Wednesday, August 10, 2011
Police Used WAter Cannon, Tear Gas and Bamboo Batoos Against Anti-Corruption Mob
Indian police on Tuesday used water cannon, tear gas and bamboo batons to disperse thousands of opposition activists protesting against a slew of corruption scandals racking the government.
The demonstrators shouted "Down with the corrupt UPA government," referring to the Congress-led United Party Alliance headed by Prime Minister Manmohan Singh.
The protests came on the same day as a nationwide survey published in a newspaper said a majority of Indians see their civil servants and lawmakers as the most corrupt groups in the country, comfortably beating business leaders.
Nearly two-thirds of respondents saw Singh's government as "very corrupt" or "somewhat corrupt", while many said his coalition's handling of anti-graft movements was "insincere".

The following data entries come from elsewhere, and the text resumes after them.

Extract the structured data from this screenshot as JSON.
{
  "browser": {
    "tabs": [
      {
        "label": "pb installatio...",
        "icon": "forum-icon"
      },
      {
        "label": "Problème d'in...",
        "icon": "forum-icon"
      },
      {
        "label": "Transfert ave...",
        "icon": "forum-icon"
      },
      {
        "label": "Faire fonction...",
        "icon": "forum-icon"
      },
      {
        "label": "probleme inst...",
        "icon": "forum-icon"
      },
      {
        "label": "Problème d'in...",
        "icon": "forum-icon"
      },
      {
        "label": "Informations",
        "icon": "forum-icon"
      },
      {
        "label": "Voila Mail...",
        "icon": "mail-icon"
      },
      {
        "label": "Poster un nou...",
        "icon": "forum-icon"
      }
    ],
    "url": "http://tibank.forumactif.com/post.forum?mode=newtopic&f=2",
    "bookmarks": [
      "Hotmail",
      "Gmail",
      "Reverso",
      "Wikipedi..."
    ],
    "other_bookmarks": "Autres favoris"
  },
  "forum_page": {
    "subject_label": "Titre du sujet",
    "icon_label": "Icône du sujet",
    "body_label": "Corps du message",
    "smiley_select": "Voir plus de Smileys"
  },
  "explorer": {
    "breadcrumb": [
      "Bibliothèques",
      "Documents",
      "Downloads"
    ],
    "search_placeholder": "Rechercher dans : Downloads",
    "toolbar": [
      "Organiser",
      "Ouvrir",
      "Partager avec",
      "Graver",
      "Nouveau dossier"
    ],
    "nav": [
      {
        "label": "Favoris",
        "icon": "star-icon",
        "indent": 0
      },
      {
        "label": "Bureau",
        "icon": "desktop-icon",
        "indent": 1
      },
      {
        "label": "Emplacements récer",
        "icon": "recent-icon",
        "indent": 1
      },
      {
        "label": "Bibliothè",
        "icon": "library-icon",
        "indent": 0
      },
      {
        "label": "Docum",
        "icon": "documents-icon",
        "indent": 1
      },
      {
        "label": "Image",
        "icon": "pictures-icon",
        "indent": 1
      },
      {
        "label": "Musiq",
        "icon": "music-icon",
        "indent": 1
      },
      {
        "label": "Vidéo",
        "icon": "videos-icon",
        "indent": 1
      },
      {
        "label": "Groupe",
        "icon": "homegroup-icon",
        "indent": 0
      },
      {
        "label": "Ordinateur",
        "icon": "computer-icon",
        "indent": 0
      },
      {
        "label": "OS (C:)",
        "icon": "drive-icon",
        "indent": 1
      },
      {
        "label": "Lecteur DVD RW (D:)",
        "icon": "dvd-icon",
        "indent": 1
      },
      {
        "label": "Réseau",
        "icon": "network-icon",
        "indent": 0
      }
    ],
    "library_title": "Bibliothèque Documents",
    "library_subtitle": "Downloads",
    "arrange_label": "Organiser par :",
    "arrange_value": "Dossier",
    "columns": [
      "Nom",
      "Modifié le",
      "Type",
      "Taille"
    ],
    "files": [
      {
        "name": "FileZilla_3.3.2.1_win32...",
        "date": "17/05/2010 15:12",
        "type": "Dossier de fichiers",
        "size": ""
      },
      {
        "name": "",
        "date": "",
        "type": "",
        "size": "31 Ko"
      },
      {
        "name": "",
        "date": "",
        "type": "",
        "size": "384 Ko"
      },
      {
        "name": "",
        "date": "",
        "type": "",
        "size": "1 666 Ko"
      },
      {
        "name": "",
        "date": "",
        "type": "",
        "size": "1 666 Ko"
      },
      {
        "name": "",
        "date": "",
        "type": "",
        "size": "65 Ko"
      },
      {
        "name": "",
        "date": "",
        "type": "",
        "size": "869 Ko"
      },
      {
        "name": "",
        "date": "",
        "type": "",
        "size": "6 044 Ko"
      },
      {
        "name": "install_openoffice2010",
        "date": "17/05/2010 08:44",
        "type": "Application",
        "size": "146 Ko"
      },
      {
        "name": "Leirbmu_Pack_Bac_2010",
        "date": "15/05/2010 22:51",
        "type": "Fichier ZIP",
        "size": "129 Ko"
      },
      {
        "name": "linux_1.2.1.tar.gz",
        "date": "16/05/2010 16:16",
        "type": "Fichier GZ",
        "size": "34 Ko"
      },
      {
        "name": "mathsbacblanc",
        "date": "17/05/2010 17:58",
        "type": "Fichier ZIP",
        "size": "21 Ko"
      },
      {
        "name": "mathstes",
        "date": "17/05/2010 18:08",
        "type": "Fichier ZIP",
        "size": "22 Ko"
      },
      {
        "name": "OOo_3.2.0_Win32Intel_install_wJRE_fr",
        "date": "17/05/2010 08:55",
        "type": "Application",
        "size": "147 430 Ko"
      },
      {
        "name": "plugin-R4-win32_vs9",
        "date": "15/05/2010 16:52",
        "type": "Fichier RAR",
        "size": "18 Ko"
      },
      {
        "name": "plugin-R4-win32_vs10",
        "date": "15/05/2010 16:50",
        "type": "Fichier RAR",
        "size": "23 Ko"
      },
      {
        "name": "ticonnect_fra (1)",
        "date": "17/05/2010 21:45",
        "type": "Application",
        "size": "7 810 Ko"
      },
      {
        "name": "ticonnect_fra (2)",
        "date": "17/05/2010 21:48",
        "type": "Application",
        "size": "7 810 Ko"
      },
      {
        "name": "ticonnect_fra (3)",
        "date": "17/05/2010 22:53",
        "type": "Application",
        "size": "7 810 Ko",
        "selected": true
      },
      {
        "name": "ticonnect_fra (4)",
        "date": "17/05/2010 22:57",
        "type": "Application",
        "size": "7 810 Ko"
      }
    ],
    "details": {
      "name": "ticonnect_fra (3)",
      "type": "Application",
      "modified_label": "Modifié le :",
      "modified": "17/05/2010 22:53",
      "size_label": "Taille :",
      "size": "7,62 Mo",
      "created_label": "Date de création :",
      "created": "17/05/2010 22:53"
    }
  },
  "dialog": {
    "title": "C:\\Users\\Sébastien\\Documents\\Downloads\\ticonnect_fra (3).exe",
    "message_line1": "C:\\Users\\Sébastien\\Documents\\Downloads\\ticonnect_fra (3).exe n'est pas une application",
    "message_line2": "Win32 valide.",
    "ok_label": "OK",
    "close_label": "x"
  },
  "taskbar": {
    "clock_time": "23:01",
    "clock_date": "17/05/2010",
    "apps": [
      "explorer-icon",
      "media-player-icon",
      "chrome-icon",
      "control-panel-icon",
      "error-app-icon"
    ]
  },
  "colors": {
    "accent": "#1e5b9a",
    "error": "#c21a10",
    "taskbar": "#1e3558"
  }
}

The protest in central New Delhi was staged by the youth wing of the Hindu nationalist Bharatiya Janata Party which is the main opposition in parliament.
Demonstrators hurled stones and bottles at police who responded with water cannon and tear gas to break up the protest.
A group of protesters jumped police barricades and ran towards the parliament building but were stopped by the police.
The protest was part of a nationwide campaign launched by the BJP's student wing on Tuesday against the corruption-plagued government."This (government) has no right to remain in power," Bharti Kumbhare, a spokeswoman for the the youth wing, told reporters.
Thousands of opposition activists marched on the Indian parliament on Tuesday demanding the resignation of a prominent ruling Congress politician over corruption, the latest move to pressure the beleaguered government to act.
The opposition also staged a protest inside parliament forcing its closure at a time when it is slated to introduce reform legislation including one on easier land acquisitions.
Demonstrators led by the right-wing Bharatiya Janata Party (BJP) made speeches and shouted slogans in front of police barricades outside parliament.